Last summer, at the urging of Blacksburg Mayor Leslie Hager Smith, the Town of Blacksburg submitted its ideas for a retail incubator project to the Mayors Innovative Design Cohort, a national partnership between the AIA and the Mayors Innovation Project to help create zero-carbon, resilient, healthy, and equitable cities. The Blacksburg project became one of three awarded technical assistance and preliminary funding.

Blacksburg Deputy Town Manager Chris Lawrence and AIA Blue Ridge Past President Kevin Jones, AIA, led the charrette process for three groups, each composed of architects, community business leaders, and Town staff. The kick-off to the design process focused on generating ideas to transform the former Cook’s Cleaners building into a hub for new retail businesses and community engagement. The 28-foot-wide Main Street façade fronts a 170-foot-long space with roughly 4,000 net square feet of open space. The project seeks to be sustainable both in its design and its business operational model. Working with the Virginia Department of Environmental Quality in their Voluntary Remediation Program, a remediation plan is in place for encapsulating contaminants and installing a vapor extraction system to deal with the contaminants in the soil.

The project will potentially provide a new home with an office and shared conference space for two area nonprofits—the DBI (Downtown Blacksburg Inc.) and the Blacksburg Community Arts Information Office. DBI is seen as the potential operator/manager for the retail vendors the project hopes to attract.

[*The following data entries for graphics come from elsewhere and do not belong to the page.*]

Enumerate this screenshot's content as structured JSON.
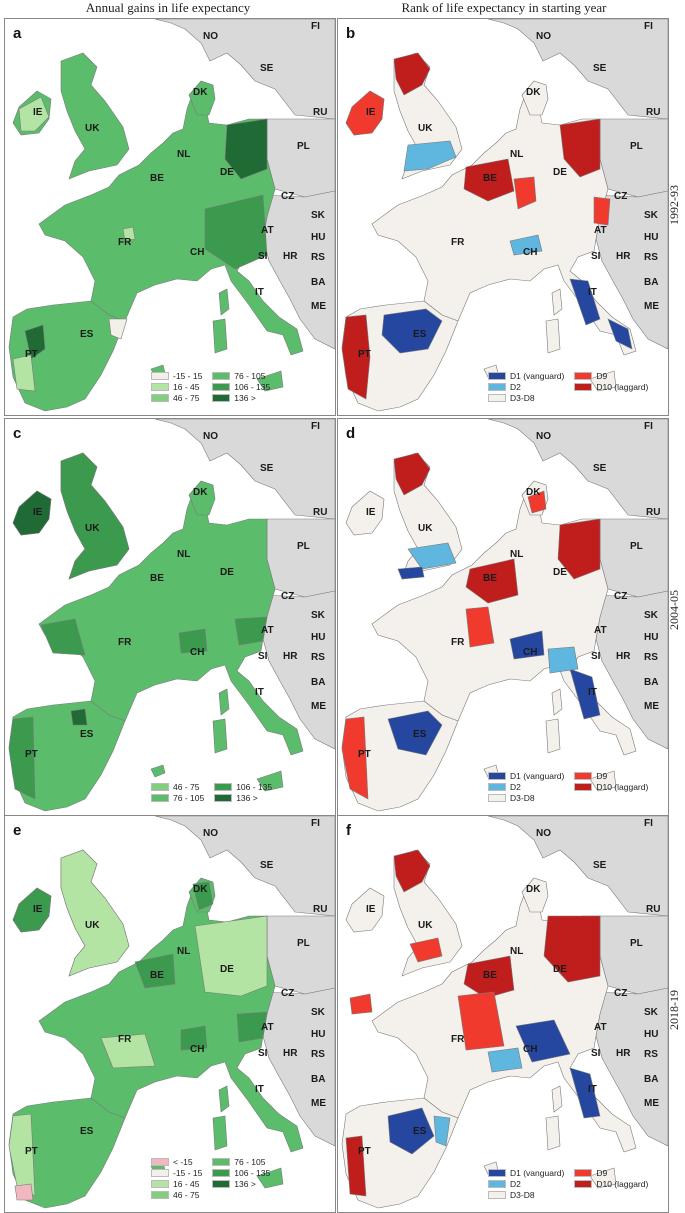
{
  "column_titles": {
    "left": "Annual gains in life expectancy",
    "right": "Rank of life expectancy in starting year"
  },
  "row_labels": [
    "1992-93",
    "2004-05",
    "2018-19"
  ],
  "panels": [
    {
      "letter": "a",
      "scheme": "gain",
      "legend": [
        {
          "label": "-15 - 15",
          "color": "#f2f0e8"
        },
        {
          "label": "16 - 45",
          "color": "#b4e4a4"
        },
        {
          "label": "46 - 75",
          "color": "#7fcf7c"
        },
        {
          "label": "76 - 105",
          "color": "#5bbd6b"
        },
        {
          "label": "106 - 135",
          "color": "#3c9a4f"
        },
        {
          "label": "136 >",
          "color": "#1f6a35"
        }
      ]
    },
    {
      "letter": "b",
      "scheme": "rank",
      "legend": [
        {
          "label": "D1 (vanguard)",
          "color": "#2547a0"
        },
        {
          "label": "D2",
          "color": "#5fb6df"
        },
        {
          "label": "D3-D8",
          "color": "#f4f1ec"
        },
        {
          "label": "D9",
          "color": "#f03a2e"
        },
        {
          "label": "D10 (laggard)",
          "color": "#c01d1d"
        }
      ]
    },
    {
      "letter": "c",
      "scheme": "gain",
      "legend": [
        {
          "label": "46 - 75",
          "color": "#7fcf7c"
        },
        {
          "label": "76 - 105",
          "color": "#5bbd6b"
        },
        {
          "label": "106 - 135",
          "color": "#3c9a4f"
        },
        {
          "label": "136 >",
          "color": "#1f6a35"
        }
      ]
    },
    {
      "letter": "d",
      "scheme": "rank",
      "legend": [
        {
          "label": "D1 (vanguard)",
          "color": "#2547a0"
        },
        {
          "label": "D2",
          "color": "#5fb6df"
        },
        {
          "label": "D3-D8",
          "color": "#f4f1ec"
        },
        {
          "label": "D9",
          "color": "#f03a2e"
        },
        {
          "label": "D10 (laggard)",
          "color": "#c01d1d"
        }
      ]
    },
    {
      "letter": "e",
      "scheme": "gain",
      "legend": [
        {
          "label": "< -15",
          "color": "#f2b8c0"
        },
        {
          "label": "-15 - 15",
          "color": "#f2f0e8"
        },
        {
          "label": "16 - 45",
          "color": "#b4e4a4"
        },
        {
          "label": "46 - 75",
          "color": "#7fcf7c"
        },
        {
          "label": "76 - 105",
          "color": "#5bbd6b"
        },
        {
          "label": "106 - 135",
          "color": "#3c9a4f"
        },
        {
          "label": "136 >",
          "color": "#1f6a35"
        }
      ]
    },
    {
      "letter": "f",
      "scheme": "rank",
      "legend": [
        {
          "label": "D1 (vanguard)",
          "color": "#2547a0"
        },
        {
          "label": "D2",
          "color": "#5fb6df"
        },
        {
          "label": "D3-D8",
          "color": "#f4f1ec"
        },
        {
          "label": "D9",
          "color": "#f03a2e"
        },
        {
          "label": "D10 (laggard)",
          "color": "#c01d1d"
        }
      ]
    }
  ],
  "country_labels": [
    "NO",
    "SE",
    "FI",
    "RU",
    "DK",
    "IE",
    "UK",
    "NL",
    "PL",
    "BE",
    "DE",
    "CZ",
    "SK",
    "FR",
    "AT",
    "HU",
    "CH",
    "SI",
    "HR",
    "RS",
    "BA",
    "IT",
    "ME",
    "ES",
    "PT"
  ],
  "colors": {
    "non_study_land": "#d9d9d9",
    "sea": "#ffffff",
    "border": "#7a7a7a"
  }
}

Additional program elements envisioned by charrette participants include exhibition and presentation space to attract activity to benefit vendors, a work area, storage, restrooms, kitchenette, and other support spaces. They also brainstormed and presented strategies for engaging pedestrians and bringing diversity to the established restaurant and bar culture of Main Street. Elements such as small-scale performance space, area for after-hours events, art installations, and exhibitions, and transparent partitions to facilitate visibility into the deep footprint emerged as potential features by all three breakout groups. The groups emphasized flexibility in the configuration and design of retail spaces as key to accommodating a diversity of vendors and allowing for their evolution and growth over time. With socioeconomic disparities being one of the lead causes of inequity in Southwest Virginia, community members and designers alike felt outreach would be required to encourage the diversity desired.

Sustainability and resiliency in buildings drive the mission of both organizations supporting the Cohort and were topics for design and economic planning. Suggestions included solar panels on the extensive roof and green guidelines for vendor selection.

A second meeting is planned for late April, with the goal of completing the process in June for the development of an RFP for design services.